Senior Site Reliability Engineer
Paxos
About Paxos
Today’s financial infrastructure is archaic, expensive, inefficient and risky — supporting a system that leaves out more people than it lets in. So we’re rebuilding it.
We’re on a mission to open the world’s financial system to everyone by enabling the instant movement of any asset, any time, in a trustworthy way. For over a decade, we’ve built blockchain infrastructure that tokenizes, custodies, trades and settles assets for the world’s leading financial institutions, like PayPal, Venmo, Mastercard and Interactive Brokers.
About the team
The Site Reliability Engineering team at Paxos builds and maintains the secure cloud infrastructure that supports our mission to reshape the financial industry. They enhance engineering efficiency by creating standardized frameworks across product lines and develop self-service tools to streamline processes, making it easier for teams to get things done.
About the role
As a Senior Site Reliability Engineer, you will play a critical role in ensuring the reliability, scalability, and performance of our cloud-based infrastructure. You will work closely with our development and operations teams to build and maintain robust systems that support our applications. Your expertise in AWS cloud technologies and database management, particularly with RDS, PostgreSQL, and Aurora, will be essential to our success.
What you’ll do
- Design, implement, and maintain highly available and scalable AWS infrastructure.
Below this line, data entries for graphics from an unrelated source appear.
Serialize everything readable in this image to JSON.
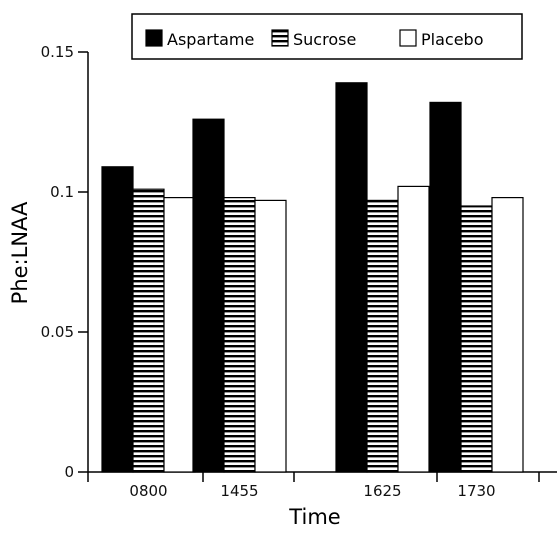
{
  "chart_data": {
    "type": "bar",
    "title": "",
    "xlabel": "Time",
    "ylabel": "Phe:LNAA",
    "categories": [
      "0800",
      "1455",
      "1625",
      "1730"
    ],
    "series": [
      {
        "name": "Aspartame",
        "values": [
          0.109,
          0.126,
          0.139,
          0.132
        ]
      },
      {
        "name": "Sucrose",
        "values": [
          0.101,
          0.098,
          0.097,
          0.095
        ]
      },
      {
        "name": "Placebo",
        "values": [
          0.098,
          0.097,
          0.102,
          0.098
        ]
      }
    ],
    "ylim": [
      0,
      0.15
    ],
    "yticks": [
      {
        "value": 0,
        "label": "0"
      },
      {
        "value": 0.05,
        "label": "0.05"
      },
      {
        "value": 0.1,
        "label": "0.1"
      },
      {
        "value": 0.15,
        "label": "0.15"
      }
    ],
    "grid": false,
    "legend_position": "top"
  }
}
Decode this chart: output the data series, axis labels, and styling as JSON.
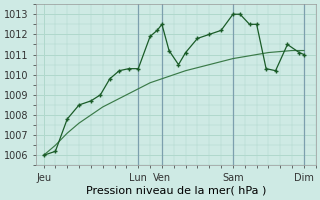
{
  "title": "Pression niveau de la mer( hPa )",
  "bg_color": "#ceeae4",
  "grid_color": "#b0d8cc",
  "line_color": "#1a5c28",
  "trend_color": "#3a7a48",
  "ylim": [
    1005.5,
    1013.5
  ],
  "yticks": [
    1006,
    1007,
    1008,
    1009,
    1010,
    1011,
    1012,
    1013
  ],
  "xtick_labels": [
    "Jeu",
    "Lun",
    "Ven",
    "Sam",
    "Dim"
  ],
  "xtick_positions": [
    0,
    4.0,
    5.0,
    8.0,
    11.0
  ],
  "line1_x": [
    0,
    0.5,
    1.0,
    1.5,
    2.0,
    2.4,
    2.8,
    3.2,
    3.6,
    4.0,
    4.5,
    4.8,
    5.0,
    5.3,
    5.7,
    6.0,
    6.5,
    7.0,
    7.5,
    8.0,
    8.3,
    8.7,
    9.0,
    9.4,
    9.8,
    10.3,
    10.8,
    11.0
  ],
  "line1_y": [
    1006.0,
    1006.2,
    1007.8,
    1008.5,
    1008.7,
    1009.0,
    1009.8,
    1010.2,
    1010.3,
    1010.3,
    1011.9,
    1012.2,
    1012.5,
    1011.2,
    1010.5,
    1011.1,
    1011.8,
    1012.0,
    1012.2,
    1013.0,
    1013.0,
    1012.5,
    1012.5,
    1010.3,
    1010.2,
    1011.5,
    1011.1,
    1011.0
  ],
  "line2_x": [
    0,
    0.5,
    1.0,
    1.5,
    2.0,
    2.5,
    3.0,
    3.5,
    4.0,
    4.5,
    5.0,
    5.5,
    6.0,
    6.5,
    7.0,
    7.5,
    8.0,
    8.5,
    9.0,
    9.5,
    10.0,
    10.5,
    11.0
  ],
  "line2_y": [
    1006.0,
    1006.5,
    1007.1,
    1007.6,
    1008.0,
    1008.4,
    1008.7,
    1009.0,
    1009.3,
    1009.6,
    1009.8,
    1010.0,
    1010.2,
    1010.35,
    1010.5,
    1010.65,
    1010.8,
    1010.9,
    1011.0,
    1011.1,
    1011.15,
    1011.2,
    1011.2
  ],
  "vline_positions": [
    4.0,
    5.0,
    8.0,
    11.0
  ],
  "vline_color": "#7799aa",
  "xlabel_fontsize": 8,
  "tick_fontsize": 7
}
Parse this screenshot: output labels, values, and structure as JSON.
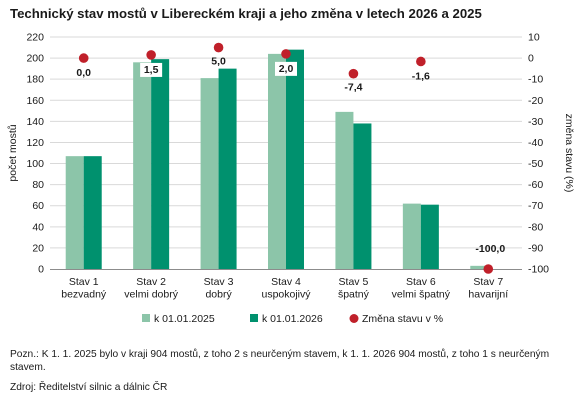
{
  "title": "Technický stav mostů v Libereckém kraji a jeho změna v letech 2026 a 2025",
  "chart_data": {
    "type": "bar",
    "categories": [
      [
        "Stav 1",
        "bezvadný"
      ],
      [
        "Stav 2",
        "velmi dobrý"
      ],
      [
        "Stav 3",
        "dobrý"
      ],
      [
        "Stav 4",
        "uspokojivý"
      ],
      [
        "Stav 5",
        "špatný"
      ],
      [
        "Stav 6",
        "velmi špatný"
      ],
      [
        "Stav 7",
        "havarijní"
      ]
    ],
    "series": [
      {
        "name": "k 01.01.2025",
        "values": [
          107,
          196,
          181,
          204,
          149,
          62,
          3
        ],
        "color": "#8cc5a9",
        "axis": "left"
      },
      {
        "name": "k 01.01.2026",
        "values": [
          107,
          199,
          190,
          208,
          138,
          61,
          0
        ],
        "color": "#00916e",
        "axis": "left"
      },
      {
        "name": "Změna stavu v %",
        "type": "scatter",
        "values": [
          0.0,
          1.5,
          5.0,
          2.0,
          -7.4,
          -1.6,
          -100.0
        ],
        "labels": [
          "0,0",
          "1,5",
          "5,0",
          "2,0",
          "-7,4",
          "-1,6",
          "-100,0"
        ],
        "color": "#c0202a",
        "axis": "right"
      }
    ],
    "ylabel": "počet mostů",
    "ylabel_right": "změna stavu (%)",
    "ylim": [
      0,
      220
    ],
    "yticks": [
      0,
      20,
      40,
      60,
      80,
      100,
      120,
      140,
      160,
      180,
      200,
      220
    ],
    "ylim_right": [
      -100,
      10
    ],
    "yticks_right": [
      -100,
      -90,
      -80,
      -70,
      -60,
      -50,
      -40,
      -30,
      -20,
      -10,
      0,
      10
    ],
    "grid": true,
    "legend_position": "bottom"
  },
  "notes": {
    "pozn": "Pozn.: K 1. 1. 2025 bylo v kraji 904 mostů, z toho 2 s neurčeným stavem, k 1. 1. 2026 904 mostů, z toho 1 s neurčeným stavem.",
    "zdroj": "Zdroj: Ředitelství silnic a dálnic ČR"
  }
}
- Manage and optimize database technologies, with a focus on Amazon RDS, and Amazon Aurora.
- Monitor system performance, identify potential issues, and implement solutions to ensure system reliability.
- Collaborate with development teams to ensure seamless deployment and integration of new features and updates.
- Develop and maintain automation scripts to improve efficiency and reduce manual intervention.
- Implement security best practices to protect data and ensure compliance with industry standards.
- Conduct root cause analysis of incidents and implement preventive measures to avoid recurrence.
- Participate in on-call rotations to provide 24/7 support for critical systems.
About you
- Bachelor's degree in Computer Science, Information Technology, or a related field, or equivalent experience.
- Minimum of 5 years of experience in site reliability engineering or a related role.
- Extensive experience with AWS cloud technologies, including EC2, S3, Lambda, CloudFormation, and CloudWatch.
- Strong expertise in database technologies, particularly RDS, PostgreSQL, and Aurora.
- Proficiency in scripting/programming languages such as Python, Bash, or Go.
- Experience with infrastructure as code (IaC) tools such as Terraform.
- Familiarity with containerization and orchestration technologies such as Docker and Kubernetes.
- Excellent problem-solving skills and the ability to troubleshoot complex issues.
- Strong communication skills and the ability to work effectively in a remote team environment.